L'opérateur historique français avait tout au long des discussions affirmé qu'il ne souhaitait pas modifier la parité entre les actions des deux groupes et que par ailleurs « les marges de manœuvre sur la partie numéraire de l'offre [étaient] très limitées », ce qui laissait une faible marge pour les négociations. France Télécom, toujours endetté à hauteur de 38 milliards d'euros à la fin 2007, avait par ailleurs souligné que son ratio de dette nette sur marge brute opérationnelle ne devait pas dépasser 2,5 en cas de rachat.
Il a indiqué lundi après avoir jeté l'éponge que « ce projet n’[était] pas indispensable à la mise en oeuvre de sa stratégie ». « A travers cet abandon, France Télécom montre qu'il ne s'inscrit pas dans une politique de taille à tout prix », a commenté Vincent Griffon du Crédit Mutuel-CIC. Le marché parisien a dès l'ouverture salué cette annonce, dont la pertinence stratégique était contestée par les analystes. L'action France Télécom a ainsi bondi de 7,4% à 18,7 euros à la mi-journée, dans un marché stable. Entre l'annonce d'une « démarche amicale » pour fusionner avec TeliaSonera et la clôture de vendredi, France Télécom avait reculé de 8%.
« Cette annonce devrait donc rassurer les investisseurs par rapport à l'approche du groupe en matière de croissance externe », a expliqué Vincent Griffon. Selon Dexia Securities, « à moyen terme, […] il devrait y avoir quelques inquiétudes puisque France Télécom est clairement dans une phase d'acquisitions », même si « le groupe n'a pas d'acquisition de taille comparable en vue pour le moment ». Les dirigeants de France Télécom ont à plusieurs reprises fait part de leur conviction que la consolidation du secteur en Europe pourrait réduire à trois ou quatre le nombre de grands opérateurs dans cinq à dix ans alors qu'une quarantaine de groupes existent actuellement.

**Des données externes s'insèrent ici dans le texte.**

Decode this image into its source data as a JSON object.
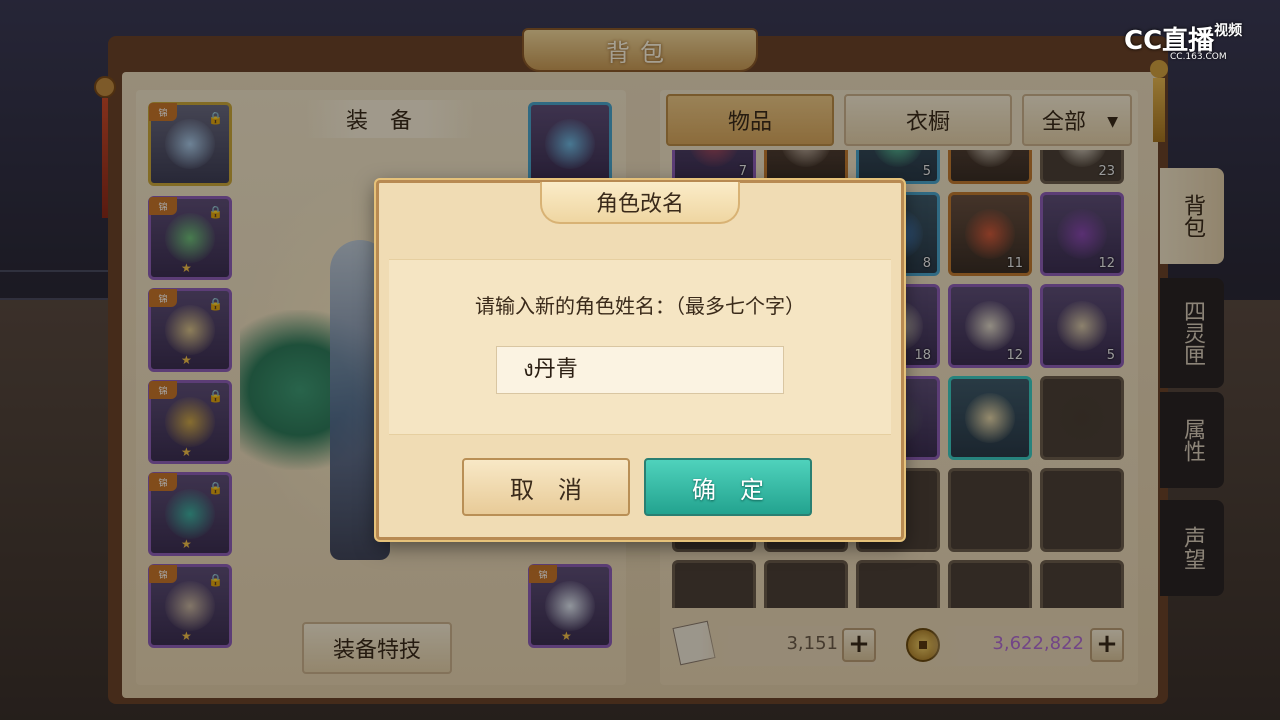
{
  "panel": {
    "title": "背包",
    "equip_label": "装备",
    "equip_skill_button": "装备特技",
    "equip_slots_left": [
      {
        "tag": "锦",
        "rarity": "gold",
        "locked": true,
        "stars": 0
      },
      {
        "tag": "锦",
        "rarity": "purple",
        "locked": true,
        "stars": 1
      },
      {
        "tag": "锦",
        "rarity": "purple",
        "locked": true,
        "stars": 1
      },
      {
        "tag": "锦",
        "rarity": "purple",
        "locked": true,
        "stars": 1
      },
      {
        "tag": "锦",
        "rarity": "purple",
        "locked": true,
        "stars": 1
      },
      {
        "tag": "锦",
        "rarity": "purple",
        "locked": true,
        "stars": 1
      }
    ],
    "equip_slots_right": [
      {
        "tag": "",
        "rarity": "blue",
        "locked": false
      },
      {
        "tag": "锦",
        "rarity": "purple",
        "locked": false
      }
    ]
  },
  "tabs": {
    "items": "物品",
    "wardrobe": "衣橱",
    "filter": "全部"
  },
  "inventory": [
    {
      "count": "7",
      "rarity": "purple"
    },
    {
      "count": "",
      "rarity": "orange"
    },
    {
      "count": "5",
      "rarity": "blue"
    },
    {
      "count": "",
      "rarity": "orange"
    },
    {
      "count": "23",
      "rarity": "empty"
    },
    {
      "count": "",
      "rarity": "purple"
    },
    {
      "count": "",
      "rarity": "purple"
    },
    {
      "count": "8",
      "rarity": "blue"
    },
    {
      "count": "11",
      "rarity": "orange"
    },
    {
      "count": "12",
      "rarity": "purple"
    },
    {
      "count": "",
      "rarity": "purple"
    },
    {
      "count": "",
      "rarity": "purple"
    },
    {
      "count": "18",
      "rarity": "purple"
    },
    {
      "count": "12",
      "rarity": "purple"
    },
    {
      "count": "5",
      "rarity": "purple"
    },
    {
      "count": "",
      "rarity": "purple"
    },
    {
      "count": "",
      "rarity": "purple"
    },
    {
      "count": "",
      "rarity": "purple"
    },
    {
      "count": "",
      "rarity": "teal"
    },
    {
      "count": "",
      "rarity": "empty"
    }
  ],
  "currency": {
    "tickets": "3,151",
    "coins": "3,622,822"
  },
  "side_tabs": [
    {
      "label": "背包",
      "active": true
    },
    {
      "label": "四灵匣",
      "active": false
    },
    {
      "label": "属性",
      "active": false
    },
    {
      "label": "声望",
      "active": false
    }
  ],
  "dialog": {
    "title": "角色改名",
    "prompt": "请输入新的角色姓名：（最多七个字）",
    "input_value": "ง丹青",
    "cancel_label": "取消",
    "confirm_label": "确定"
  },
  "watermark": {
    "brand": "CC直播",
    "sub_brand": "视频",
    "domain": "CC.163.COM"
  },
  "colors": {
    "confirm": "#23a38f",
    "frame": "#6b4228",
    "parchment": "#f0dcb4"
  }
}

En Europe, « un nombre limité d'actifs peuvent être intéressants », explique un analyste, évoquant deux à trois groupes comme cible potentielle. Selon lui, France Télécom va concentrer ses recherches sur ses zones géographiques de prédilection à savoir l'Europe, l'Afrique et le Moyen-Orient, et peut-être l'Asie. « Il y a des cibles plus intéressantes pour une acquisition », a estimé Rob Goyens, analyste de Dexia, citant le groupe égyptien « Orascom Telecom, qui est un "pure player" dans les pays émergents ». Selon l'analyste, France Télécom pourrait également « pénétrer le marché algérien où de nouvelles licences 3G sont actuellement distribuées ».